I’m going to do one more (I think) post on this subject. Markus asked the following about my latest post:
But how do I answer the question for “what’s the coverage of your testing?” for a multiple component-based application, consisting of a C/C++ major component, an application server, and customized business logic?
The answer is sort of in this post, but it’s worth elaboration.
First and foremost, if someone asks “what’s the coverage of your testing”, you can answer in multiple ways. You can say “we’ve tested the requirements”, or “we have an average of 70% line coverage throughout the product”, or “we’ve covered all of the key customer scenarios”. But what you probablyshould ask is, “What do you really want to know?” Explain that “testing coverage” probably isn’t the best way to think about it, and “identifying missing tests” is a better train of thought.
The sample I used was a simple command line app, but we usually test much larger systems, so let me also explain how you could scale code coverage from my previous example to a larger application. The solution I prefer isn’t complex – you just start at a high level, then drill down until you get to something actionable. Let’s say my overall product code coverage is 60%. That tells me that 40% of my code is untested. For the sake of easy math, let’s say the application has a million lines of code.
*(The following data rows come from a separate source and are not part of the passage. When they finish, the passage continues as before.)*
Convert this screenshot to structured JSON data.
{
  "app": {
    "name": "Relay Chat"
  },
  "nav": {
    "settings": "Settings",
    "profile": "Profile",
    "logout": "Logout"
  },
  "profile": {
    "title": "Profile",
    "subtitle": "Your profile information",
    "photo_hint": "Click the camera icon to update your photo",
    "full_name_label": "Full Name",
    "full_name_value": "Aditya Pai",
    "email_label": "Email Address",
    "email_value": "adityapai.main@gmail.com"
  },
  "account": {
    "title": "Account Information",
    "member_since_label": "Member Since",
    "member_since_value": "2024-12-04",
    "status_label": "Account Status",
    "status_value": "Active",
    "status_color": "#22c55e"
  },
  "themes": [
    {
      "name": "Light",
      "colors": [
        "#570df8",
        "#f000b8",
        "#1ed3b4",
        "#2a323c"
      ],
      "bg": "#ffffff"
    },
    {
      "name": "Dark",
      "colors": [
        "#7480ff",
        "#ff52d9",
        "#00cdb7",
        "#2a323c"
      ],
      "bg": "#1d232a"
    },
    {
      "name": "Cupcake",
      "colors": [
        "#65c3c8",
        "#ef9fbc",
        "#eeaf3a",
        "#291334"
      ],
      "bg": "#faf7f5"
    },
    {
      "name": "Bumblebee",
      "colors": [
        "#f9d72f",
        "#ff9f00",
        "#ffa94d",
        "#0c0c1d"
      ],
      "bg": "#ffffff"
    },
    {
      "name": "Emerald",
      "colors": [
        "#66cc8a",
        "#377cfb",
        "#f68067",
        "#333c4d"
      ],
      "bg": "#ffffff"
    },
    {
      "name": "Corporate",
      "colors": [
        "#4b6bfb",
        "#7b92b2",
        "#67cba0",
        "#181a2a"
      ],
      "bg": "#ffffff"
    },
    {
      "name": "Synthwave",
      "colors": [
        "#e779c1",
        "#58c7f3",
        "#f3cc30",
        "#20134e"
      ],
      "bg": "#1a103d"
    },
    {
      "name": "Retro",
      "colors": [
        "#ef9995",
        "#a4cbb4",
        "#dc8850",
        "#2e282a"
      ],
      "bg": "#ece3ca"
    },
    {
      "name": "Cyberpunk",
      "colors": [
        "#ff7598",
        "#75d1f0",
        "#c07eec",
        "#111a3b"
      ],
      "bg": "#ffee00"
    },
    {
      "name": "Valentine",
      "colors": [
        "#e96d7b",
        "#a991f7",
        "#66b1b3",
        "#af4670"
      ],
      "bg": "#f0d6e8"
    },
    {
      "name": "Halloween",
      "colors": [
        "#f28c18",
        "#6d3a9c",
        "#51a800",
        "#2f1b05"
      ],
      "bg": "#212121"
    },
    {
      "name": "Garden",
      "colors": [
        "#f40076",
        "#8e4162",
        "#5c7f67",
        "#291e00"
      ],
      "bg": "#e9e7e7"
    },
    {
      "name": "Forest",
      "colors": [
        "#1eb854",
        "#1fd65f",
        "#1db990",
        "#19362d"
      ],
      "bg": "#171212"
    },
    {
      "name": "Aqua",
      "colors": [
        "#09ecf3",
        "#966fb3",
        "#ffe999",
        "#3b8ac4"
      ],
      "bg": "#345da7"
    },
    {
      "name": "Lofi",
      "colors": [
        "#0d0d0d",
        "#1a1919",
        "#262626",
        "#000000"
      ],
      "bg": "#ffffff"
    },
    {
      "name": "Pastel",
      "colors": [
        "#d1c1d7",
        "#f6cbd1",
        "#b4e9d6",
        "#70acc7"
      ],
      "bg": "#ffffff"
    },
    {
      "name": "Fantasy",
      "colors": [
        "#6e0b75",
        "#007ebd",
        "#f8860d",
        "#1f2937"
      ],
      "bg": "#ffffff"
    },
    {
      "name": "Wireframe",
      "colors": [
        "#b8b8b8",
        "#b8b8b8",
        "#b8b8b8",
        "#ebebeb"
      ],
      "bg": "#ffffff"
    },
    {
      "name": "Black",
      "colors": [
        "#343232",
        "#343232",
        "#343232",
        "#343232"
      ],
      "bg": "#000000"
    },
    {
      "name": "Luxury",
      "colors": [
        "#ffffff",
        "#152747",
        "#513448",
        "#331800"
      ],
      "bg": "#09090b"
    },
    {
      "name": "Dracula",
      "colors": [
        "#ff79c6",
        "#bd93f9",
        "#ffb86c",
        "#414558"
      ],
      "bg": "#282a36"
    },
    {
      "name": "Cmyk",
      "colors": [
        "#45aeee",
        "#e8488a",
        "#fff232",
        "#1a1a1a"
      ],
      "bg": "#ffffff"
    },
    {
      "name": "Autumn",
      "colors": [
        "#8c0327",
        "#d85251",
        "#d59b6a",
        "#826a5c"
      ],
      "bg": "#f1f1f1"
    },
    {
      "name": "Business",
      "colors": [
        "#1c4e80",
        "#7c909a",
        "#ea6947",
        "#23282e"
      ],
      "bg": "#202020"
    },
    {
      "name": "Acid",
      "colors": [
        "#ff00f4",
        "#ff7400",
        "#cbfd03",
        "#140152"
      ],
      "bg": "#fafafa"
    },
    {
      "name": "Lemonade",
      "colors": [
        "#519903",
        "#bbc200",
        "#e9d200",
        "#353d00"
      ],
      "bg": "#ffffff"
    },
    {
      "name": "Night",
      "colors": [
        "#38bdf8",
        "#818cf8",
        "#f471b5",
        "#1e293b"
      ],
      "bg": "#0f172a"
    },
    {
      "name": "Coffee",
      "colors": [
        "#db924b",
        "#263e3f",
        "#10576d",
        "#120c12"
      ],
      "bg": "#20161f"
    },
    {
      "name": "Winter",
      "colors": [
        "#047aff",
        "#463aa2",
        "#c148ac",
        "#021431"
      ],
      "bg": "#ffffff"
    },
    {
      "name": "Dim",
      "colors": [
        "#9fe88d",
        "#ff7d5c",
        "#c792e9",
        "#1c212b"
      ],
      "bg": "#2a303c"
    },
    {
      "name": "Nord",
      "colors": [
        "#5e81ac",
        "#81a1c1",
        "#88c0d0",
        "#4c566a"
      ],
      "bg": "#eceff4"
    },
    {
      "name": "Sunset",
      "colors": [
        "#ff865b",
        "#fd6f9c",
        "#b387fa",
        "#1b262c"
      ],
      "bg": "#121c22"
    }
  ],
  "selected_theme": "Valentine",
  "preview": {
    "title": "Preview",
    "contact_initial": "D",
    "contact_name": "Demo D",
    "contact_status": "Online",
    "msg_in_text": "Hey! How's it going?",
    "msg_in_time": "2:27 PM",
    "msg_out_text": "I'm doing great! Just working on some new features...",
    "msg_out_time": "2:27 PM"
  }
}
That’s 400,000 untested lines of code. Which ones do we look at first?
Let’s drill down into the four main feature areas of the (fictitious) app.
Feature Area | Priority | Lines of Code | Code Coverage |
UI Controls | 3 | 100,000 | 60% |
Engine | 1 | 400,000 | 60% |
Web Server | 2 | 400,000 | 70% |
Utilities | 4 | 100,000 | 50% |
OK – I notice that the Utilities only have 50% code coverage, but it’s the lowest priority, so I won’t start there. Instead, I’m going to look for testing holes in our pri 1 area (Engine). Let’s dig in again.
Engine Drill Down | Lines of Code | Code Coverage |
Core | 200000 | 60% |
File Access | 75000 | 75% |
Protocols | 50000 | 53% |
Filters | 75000 | 56% |
Protocols are the worst (although we’ll definitely need to look at Filters as well at some point). Digging in further tells us …
Protocols Drill Down | Lines of Code | Code Coverage |
XML Transform | 20000 | 80% |
Format Codes | 10000 | 55% |
Models | 20000 | 40% |
Looking like I’m missing test cases for Models…
Models Drill Down | Lines of Code | Code Coverage |
File1.cpp | 1000 | 5% |
File2.cpp | 1000 | 70% |
File3.cpp | 2000 | 70% |
File4.cpp | 500 | 60% |
File5.cpp | 500 | 60% |
oh wow – I’ve barely tested the functionality in one of the files (File1.cpp). One step deeper confirms the story.
File1.cpp Drill Down | Code Coverage |
SomeFunc | 10% |
SomeOtherFunc | 0% |
SomePeculiarFunc | 0% |
ImportantFunc | 3% |
From here, I’d look at each of the functions in this file and see what testing I’m missing that may help me hit this code. Once again, all I’ve done is used the code coverage data to guide my testing. Once I’ve looked at what I may be missing in File1.cpp, I may back out and look at Format Codes, or I may back all the way back to looking at Filters. I still use my knowledge of risk and priority to tell me where to investigate, then use the coverage data as a tool to help guide me in the right direction.
An important thing to reiterate, is that I’m still not concerned with improving the code coverage number – I just want to use the data to see what I’m missing. Sure, the number will go up anyway, but it’s not the point. The point is reducing risk by identifying missing test areas.